Response Verify Failure
139881862981264:error:27069076:OCSP routines:OCSP_basic_verify:signer certificate not found:ocsp_vfy.c:92:
kvlt.ee.pem: WARNING: Status times invalid.
139881862981264:error:2707307D:OCSP routines:OCSP_check_validity:status expired:ocsp_cl.c:370:
good
This Update: Dec 5 04:00:00 2016 GMT
Next Update: Dec 12 04:00:00 2016 GMT
For any other browsers (Firefox, Safari) it’s not fatal.
Switching off OCSP stapling fixes the problem for Chrome as well.
Clearly there is a problem with Let’s Encrypt OCSP responses, but why is it fatal for Chrome only? Is it the problem in Chrome? Or in Apache? Or in other browsers?

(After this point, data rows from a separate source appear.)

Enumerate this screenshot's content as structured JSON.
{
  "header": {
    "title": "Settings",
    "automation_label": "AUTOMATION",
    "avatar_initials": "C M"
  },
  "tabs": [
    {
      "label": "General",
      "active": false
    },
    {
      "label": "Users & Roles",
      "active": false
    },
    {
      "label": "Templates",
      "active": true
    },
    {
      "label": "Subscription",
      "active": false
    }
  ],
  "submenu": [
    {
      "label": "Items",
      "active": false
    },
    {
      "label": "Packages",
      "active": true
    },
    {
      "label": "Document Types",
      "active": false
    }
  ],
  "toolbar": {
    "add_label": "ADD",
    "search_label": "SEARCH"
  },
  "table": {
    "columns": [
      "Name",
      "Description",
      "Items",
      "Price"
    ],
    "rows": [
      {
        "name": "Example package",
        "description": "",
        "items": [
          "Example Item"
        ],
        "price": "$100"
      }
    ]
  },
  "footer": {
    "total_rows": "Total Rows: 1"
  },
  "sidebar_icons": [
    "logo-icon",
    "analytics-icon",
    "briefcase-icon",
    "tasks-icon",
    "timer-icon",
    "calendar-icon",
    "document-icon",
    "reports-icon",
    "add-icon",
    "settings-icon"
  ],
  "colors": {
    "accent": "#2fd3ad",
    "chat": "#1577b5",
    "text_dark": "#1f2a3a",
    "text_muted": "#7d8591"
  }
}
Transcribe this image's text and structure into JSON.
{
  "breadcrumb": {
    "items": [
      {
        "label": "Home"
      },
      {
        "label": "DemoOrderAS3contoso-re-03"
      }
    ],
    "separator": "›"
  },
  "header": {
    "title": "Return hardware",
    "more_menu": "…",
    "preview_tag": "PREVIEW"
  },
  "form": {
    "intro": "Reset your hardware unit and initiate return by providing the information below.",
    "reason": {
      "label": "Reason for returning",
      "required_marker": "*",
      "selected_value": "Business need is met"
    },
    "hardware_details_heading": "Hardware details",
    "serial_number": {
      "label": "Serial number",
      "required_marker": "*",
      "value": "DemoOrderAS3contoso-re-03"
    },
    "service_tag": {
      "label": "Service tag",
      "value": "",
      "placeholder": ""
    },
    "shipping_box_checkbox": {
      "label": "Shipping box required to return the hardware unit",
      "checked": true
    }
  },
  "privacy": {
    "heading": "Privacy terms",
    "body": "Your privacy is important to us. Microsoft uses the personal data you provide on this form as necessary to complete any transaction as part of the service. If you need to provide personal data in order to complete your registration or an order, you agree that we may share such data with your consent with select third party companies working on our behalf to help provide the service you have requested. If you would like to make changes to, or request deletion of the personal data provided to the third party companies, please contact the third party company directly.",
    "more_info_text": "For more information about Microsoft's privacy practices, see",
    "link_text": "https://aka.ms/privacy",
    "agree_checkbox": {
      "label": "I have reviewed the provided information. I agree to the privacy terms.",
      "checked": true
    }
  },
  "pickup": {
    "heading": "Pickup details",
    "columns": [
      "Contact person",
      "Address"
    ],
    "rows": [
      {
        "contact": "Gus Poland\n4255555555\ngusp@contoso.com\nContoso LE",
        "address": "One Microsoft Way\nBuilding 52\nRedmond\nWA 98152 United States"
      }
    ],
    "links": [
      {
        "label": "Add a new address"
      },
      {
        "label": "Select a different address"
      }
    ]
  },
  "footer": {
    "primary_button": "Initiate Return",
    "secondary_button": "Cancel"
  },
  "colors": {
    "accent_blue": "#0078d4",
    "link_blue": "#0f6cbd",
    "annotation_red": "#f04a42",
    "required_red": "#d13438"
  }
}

One of our application started to warn users about certificate revocation status. I captured the network traffic with Wireshark and found that the OCSP response was like:
The nextUpdate value matches the time that the problem appeared. I double-checked the OCSP status of our site with https://www.pkicloud.com/tools.html and the result was the same.
This is likely an issue with OCSP signing being delayed or with the CDN that Let’s Encrypt uses serving stale OCSP responses for some reason. Both of these things are unfortunately out of your direct control.

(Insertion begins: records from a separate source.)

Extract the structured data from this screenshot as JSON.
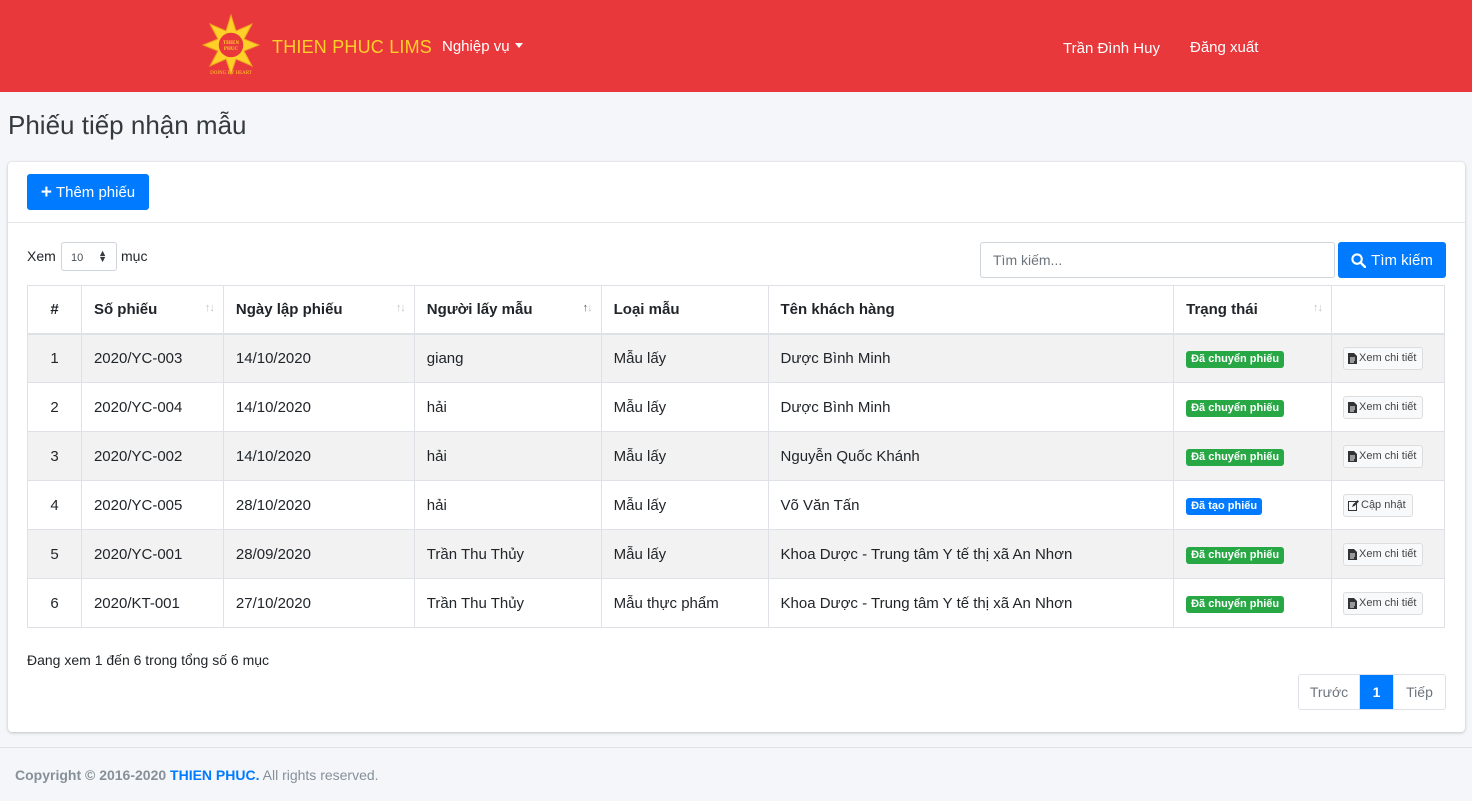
{
  "navbar": {
    "brand": "THIEN PHUC LIMS",
    "logo_text_top": "THIEN PHUC",
    "logo_text_bottom": "DOING BY HEART",
    "menu_label": "Nghiệp vụ",
    "user_name": "Trần Đình Huy",
    "logout_label": "Đăng xuất",
    "bg_color": "#e8383b"
  },
  "page": {
    "title": "Phiếu tiếp nhận mẫu"
  },
  "toolbar": {
    "add_label": "Thêm phiếu",
    "add_icon": "plus-icon"
  },
  "list_controls": {
    "show_prefix": "Xem",
    "page_size": "10",
    "show_suffix": "mục",
    "search_placeholder": "Tìm kiếm...",
    "search_button": "Tìm kiếm",
    "search_icon": "search-icon"
  },
  "table": {
    "columns": [
      "#",
      "Số phiếu",
      "Ngày lập phiếu",
      "Người lấy mẫu",
      "Loại mẫu",
      "Tên khách hàng",
      "Trạng thái",
      ""
    ],
    "rows": [
      {
        "idx": "1",
        "code": "2020/YC-003",
        "date": "14/10/2020",
        "collector": "giang",
        "type": "Mẫu lấy",
        "customer": "Dược Bình Minh",
        "status": "Đã chuyển phiếu",
        "status_kind": "success",
        "action": "Xem chi tiết",
        "action_icon": "document-icon"
      },
      {
        "idx": "2",
        "code": "2020/YC-004",
        "date": "14/10/2020",
        "collector": "hải",
        "type": "Mẫu lấy",
        "customer": "Dược Bình Minh",
        "status": "Đã chuyển phiếu",
        "status_kind": "success",
        "action": "Xem chi tiết",
        "action_icon": "document-icon"
      },
      {
        "idx": "3",
        "code": "2020/YC-002",
        "date": "14/10/2020",
        "collector": "hải",
        "type": "Mẫu lấy",
        "customer": "Nguyễn Quốc Khánh",
        "status": "Đã chuyển phiếu",
        "status_kind": "success",
        "action": "Xem chi tiết",
        "action_icon": "document-icon"
      },
      {
        "idx": "4",
        "code": "2020/YC-005",
        "date": "28/10/2020",
        "collector": "hải",
        "type": "Mẫu lấy",
        "customer": "Võ Văn Tấn",
        "status": "Đã tạo phiếu",
        "status_kind": "primary",
        "action": "Cập nhật",
        "action_icon": "edit-icon"
      },
      {
        "idx": "5",
        "code": "2020/YC-001",
        "date": "28/09/2020",
        "collector": "Trần Thu Thủy",
        "type": "Mẫu lấy",
        "customer": "Khoa Dược - Trung tâm Y tế thị xã An Nhơn",
        "status": "Đã chuyển phiếu",
        "status_kind": "success",
        "action": "Xem chi tiết",
        "action_icon": "document-icon"
      },
      {
        "idx": "6",
        "code": "2020/KT-001",
        "date": "27/10/2020",
        "collector": "Trần Thu Thủy",
        "type": "Mẫu thực phẩm",
        "customer": "Khoa Dược - Trung tâm Y tế thị xã An Nhơn",
        "status": "Đã chuyển phiếu",
        "status_kind": "success",
        "action": "Xem chi tiết",
        "action_icon": "document-icon"
      }
    ]
  },
  "table_info": "Đang xem 1 đến 6 trong tổng số 6 mục",
  "pagination": {
    "prev": "Trước",
    "current": "1",
    "next": "Tiếp"
  },
  "footer": {
    "copyright": "Copyright © 2016-2020",
    "company": "THIEN PHUC.",
    "rights": "All rights reserved."
  },
  "colors": {
    "primary": "#007bff",
    "success": "#28a745",
    "brand_yellow": "#ffd028"
  }
}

I imagine once the Operations team becomes aware of this issue, there’ll be an update on https://letsencrypt.status.io/, so you could sign up there to follow any progress.

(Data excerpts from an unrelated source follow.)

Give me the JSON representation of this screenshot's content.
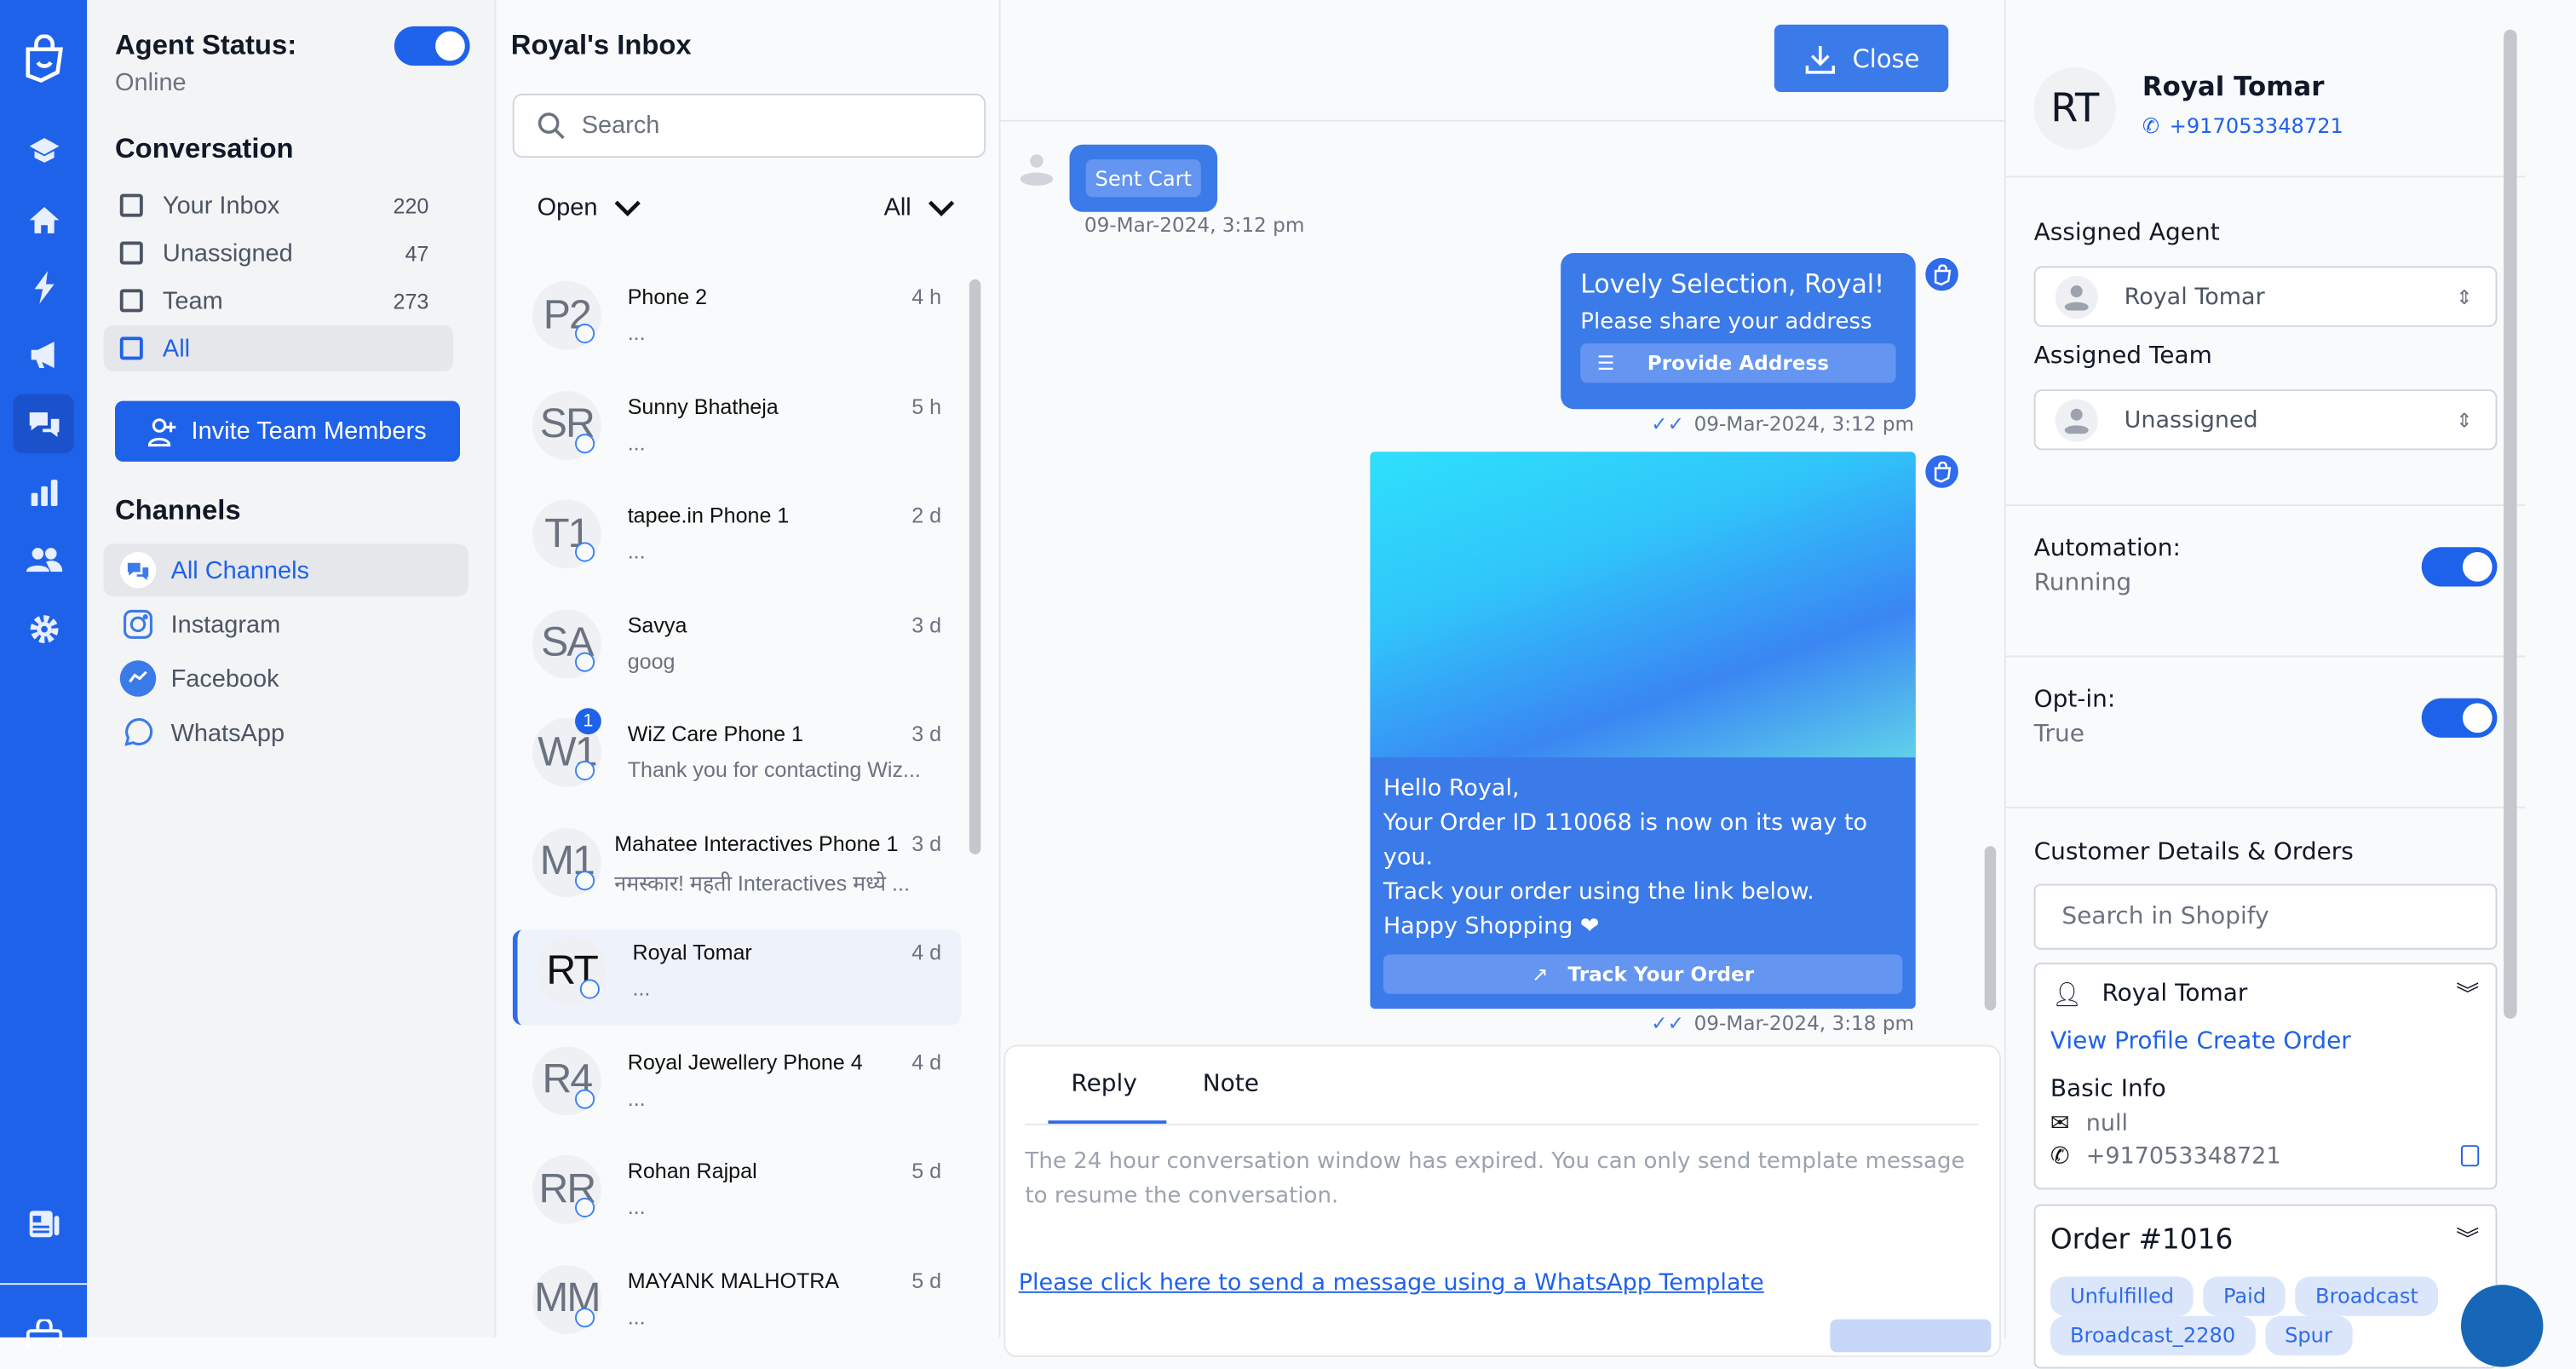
{
  "colors": {
    "brand": "#1f62ea",
    "bubble": "#3b7ae9",
    "link": "#1f62ea"
  },
  "nav": {
    "icons": [
      "logo-bag-icon",
      "learn-icon",
      "home-icon",
      "bolt-icon",
      "megaphone-icon",
      "chat-icon",
      "chart-icon",
      "users-icon",
      "gear-icon",
      "newspaper-icon",
      "bag-icon"
    ],
    "active": "chat-icon"
  },
  "sidebar": {
    "agent_status_label": "Agent Status:",
    "agent_status_value": "Online",
    "agent_online": true,
    "conversation_title": "Conversation",
    "conversation_items": [
      {
        "label": "Your Inbox",
        "count": "220"
      },
      {
        "label": "Unassigned",
        "count": "47"
      },
      {
        "label": "Team",
        "count": "273"
      },
      {
        "label": "All",
        "count": ""
      }
    ],
    "invite_label": "Invite Team Members",
    "channels_title": "Channels",
    "channels": [
      {
        "label": "All Channels"
      },
      {
        "label": "Instagram"
      },
      {
        "label": "Facebook"
      },
      {
        "label": "WhatsApp"
      }
    ]
  },
  "inbox": {
    "title": "Royal's Inbox",
    "search_placeholder": "Search",
    "status_filter": "Open",
    "type_filter": "All",
    "rows": [
      {
        "initials": "P2",
        "name": "Phone 2",
        "time": "4 h",
        "preview": "...",
        "unread": ""
      },
      {
        "initials": "SR",
        "name": "Sunny Bhatheja",
        "time": "5 h",
        "preview": "...",
        "unread": ""
      },
      {
        "initials": "T1",
        "name": "tapee.in Phone 1",
        "time": "2 d",
        "preview": "...",
        "unread": ""
      },
      {
        "initials": "SA",
        "name": "Savya",
        "time": "3 d",
        "preview": "goog",
        "unread": ""
      },
      {
        "initials": "W1",
        "name": "WiZ Care Phone 1",
        "time": "3 d",
        "preview": "Thank you for contacting Wiz...",
        "unread": "1"
      },
      {
        "initials": "M1",
        "name": "Mahatee Interactives Phone 1",
        "time": "3 d",
        "preview": "नमस्कार! महती Interactives मध्ये ...",
        "unread": ""
      },
      {
        "initials": "RT",
        "name": "Royal Tomar",
        "time": "4 d",
        "preview": "...",
        "unread": ""
      },
      {
        "initials": "R4",
        "name": "Royal Jewellery Phone 4",
        "time": "4 d",
        "preview": "...",
        "unread": ""
      },
      {
        "initials": "RR",
        "name": "Rohan Rajpal",
        "time": "5 d",
        "preview": "...",
        "unread": ""
      },
      {
        "initials": "MM",
        "name": "MAYANK MALHOTRA",
        "time": "5 d",
        "preview": "...",
        "unread": ""
      }
    ],
    "selected_index": 6
  },
  "chat": {
    "close_label": "Close",
    "messages": [
      {
        "type": "incoming",
        "button": "Sent Cart",
        "time": "09-Mar-2024, 3:12 pm"
      },
      {
        "type": "outgoing",
        "title": "Lovely Selection, Royal!",
        "body": "Please share your address",
        "button": "Provide Address",
        "time": "09-Mar-2024, 3:12 pm"
      },
      {
        "type": "outgoing",
        "lines": [
          "Hello Royal,",
          "Your Order ID 110068 is now on its way to you.",
          "Track your order using the link below.",
          "Happy Shopping ❤"
        ],
        "button": "Track Your Order",
        "time": "09-Mar-2024, 3:18 pm"
      }
    ],
    "reply_tabs": [
      "Reply",
      "Note"
    ],
    "active_tab": "Reply",
    "expired_notice": "The 24 hour conversation window has expired. You can only send template message to resume the conversation.",
    "template_link": "Please click here to send a message using a WhatsApp Template"
  },
  "contact": {
    "initials": "RT",
    "name": "Royal Tomar",
    "phone": "+917053348721",
    "assigned_agent_label": "Assigned Agent",
    "assigned_agent": "Royal Tomar",
    "assigned_team_label": "Assigned Team",
    "assigned_team": "Unassigned",
    "automation_label": "Automation:",
    "automation_value": "Running",
    "automation_on": true,
    "optin_label": "Opt-in:",
    "optin_value": "True",
    "optin_on": true,
    "customer_title": "Customer Details & Orders",
    "shopify_placeholder": "Search in Shopify",
    "customer_name": "Royal Tomar",
    "view_profile": "View Profile",
    "create_order": "Create Order",
    "basic_info": "Basic Info",
    "email": "null",
    "phone2": "+917053348721",
    "order_title": "Order #1016",
    "order_tags": [
      "Unfulfilled",
      "Paid",
      "Broadcast",
      "Broadcast_2280",
      "Spur"
    ]
  }
}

Unfortunately https://letsencrypt.status.io/ shows all servers green
In the mean time our applications go down because of this. Are we sure that the operations team is aware of this ?
Judging from the above though, the responses are simply not updating, OCSP stapling can’t help there.
What’s not clear yet is whether this was a CDN fault or something broke at Let’s Encrypt and no new OCSP answers were being signed. But either way it’s concerning to have nobody actually on top of the incident for seemingly 3+ hours AND that there wasn’t anything in place to detect the looming catastrophe. Presumably these OCSP answers were antique, though not yet expired, on Saturday, and the problem could have been found and fixed then.
Once upon a time Let’s Encrypt published statistics showing OCSP signing. Those went away. I presumed they had simply gone from public visibility but perhaps instead Let’s Encrypt ceased even to monitor its own systems in this regard and thus got blind-sided. This is especially important because it takes time to sign OCSP responses, so if the process to sign them broke, or the signed ones are lost and must be recreated, that’s going to take many hours.
We’re facing the same problem, multiple customers are reporting outages.
All are (as far as we’ve been able to ascertain) OSCP errors. A quick SSLLabs check shows an OSCP error
“Revocation information OCSP
OCSP: http://ocsp.int-x3.letsencrypt.org/
Revocation status Good (not revoked)
OCSP ERROR: OCSP response expired on Mon Dec 12 01:00:00 PST 2016”
We have disabled OCSP stabling. Google Chrome by default ignores OCSP problems, so the majority of the visitors won’t notice the error.
Firefox is a decent browser it cares about OCSP.
We have disabled OCSP stabling. Google Chrome by default ignores OCSP problems, so the majority of the visitors won't notice the error.
Firefox is a decent browser it cares about OCSP.
How did you disable OCSP stapling? Live, on living certs?